Justice Kennedy, rightly, assumes that all other things being equal, it would be healthier for the long term acceptance of gay marriage and for U.S. Supreme Court legitimacy, if any final decision on the constitutional right to gay marriage or the equal protection issues of civil unions v. gay marriage, were resolved nationally only after the issue had an opportunity to play out in the states via legislative, intitiative, and court action in light of new rulings on Section 3 of DOMA, federal recognition of gay couples in many contexts including military benefits, and litigation of the issue in multiple United States Courts of Appeal circuits giving rise to a circuit conflict, before being mandated nationally with the highly fluid issue not yet well developed. Gains outside the U.S. Supreme Court probably would lead to greater acceptance of gay marriage than gains from this unelected group of nine justices appointed for life from on high.

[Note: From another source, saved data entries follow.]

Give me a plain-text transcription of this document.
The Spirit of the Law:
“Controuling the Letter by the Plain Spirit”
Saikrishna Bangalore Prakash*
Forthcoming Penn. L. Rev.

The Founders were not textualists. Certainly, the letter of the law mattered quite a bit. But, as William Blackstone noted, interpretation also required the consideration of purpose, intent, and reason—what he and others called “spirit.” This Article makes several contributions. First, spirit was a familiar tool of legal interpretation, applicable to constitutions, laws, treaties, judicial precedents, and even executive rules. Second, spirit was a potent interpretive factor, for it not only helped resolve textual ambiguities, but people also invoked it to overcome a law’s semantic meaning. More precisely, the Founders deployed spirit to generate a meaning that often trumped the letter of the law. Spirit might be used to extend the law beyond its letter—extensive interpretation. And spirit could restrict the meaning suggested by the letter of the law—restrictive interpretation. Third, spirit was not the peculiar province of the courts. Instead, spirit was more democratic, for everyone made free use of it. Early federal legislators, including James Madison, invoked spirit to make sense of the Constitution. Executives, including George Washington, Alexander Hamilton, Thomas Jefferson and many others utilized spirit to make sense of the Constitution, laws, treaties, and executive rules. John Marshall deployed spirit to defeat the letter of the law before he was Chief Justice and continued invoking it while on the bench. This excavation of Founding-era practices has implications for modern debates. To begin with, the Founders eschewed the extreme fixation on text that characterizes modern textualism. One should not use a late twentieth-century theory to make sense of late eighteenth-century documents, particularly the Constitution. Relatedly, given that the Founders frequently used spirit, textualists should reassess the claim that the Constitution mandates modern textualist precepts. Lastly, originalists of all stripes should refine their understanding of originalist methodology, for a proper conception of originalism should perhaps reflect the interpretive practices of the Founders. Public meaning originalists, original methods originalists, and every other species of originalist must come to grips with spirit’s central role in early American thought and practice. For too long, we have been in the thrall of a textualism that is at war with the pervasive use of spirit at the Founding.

For example, it is likely that Colorado will adopt a state constitutional amendment mandating gay marriage in the next few years, particularly if Section 3 of DOMA is held unconstitutional. And, quite a few other states are likely to do so in the near future given trends in public opinion and strong federal recognition of same sex marriages where states allow them in the executive and judicial branches.
It may be that the nation will soon neatly be divided into gay marriage states and states with no gay marriage or civil unions. Or, it may be that the dam will finally break and gay marriage will spread into states that no constitutionally ban gay marriage or anything like it. The Supreme Court would make a wiser judgment if it was informed by several years of developments on this front.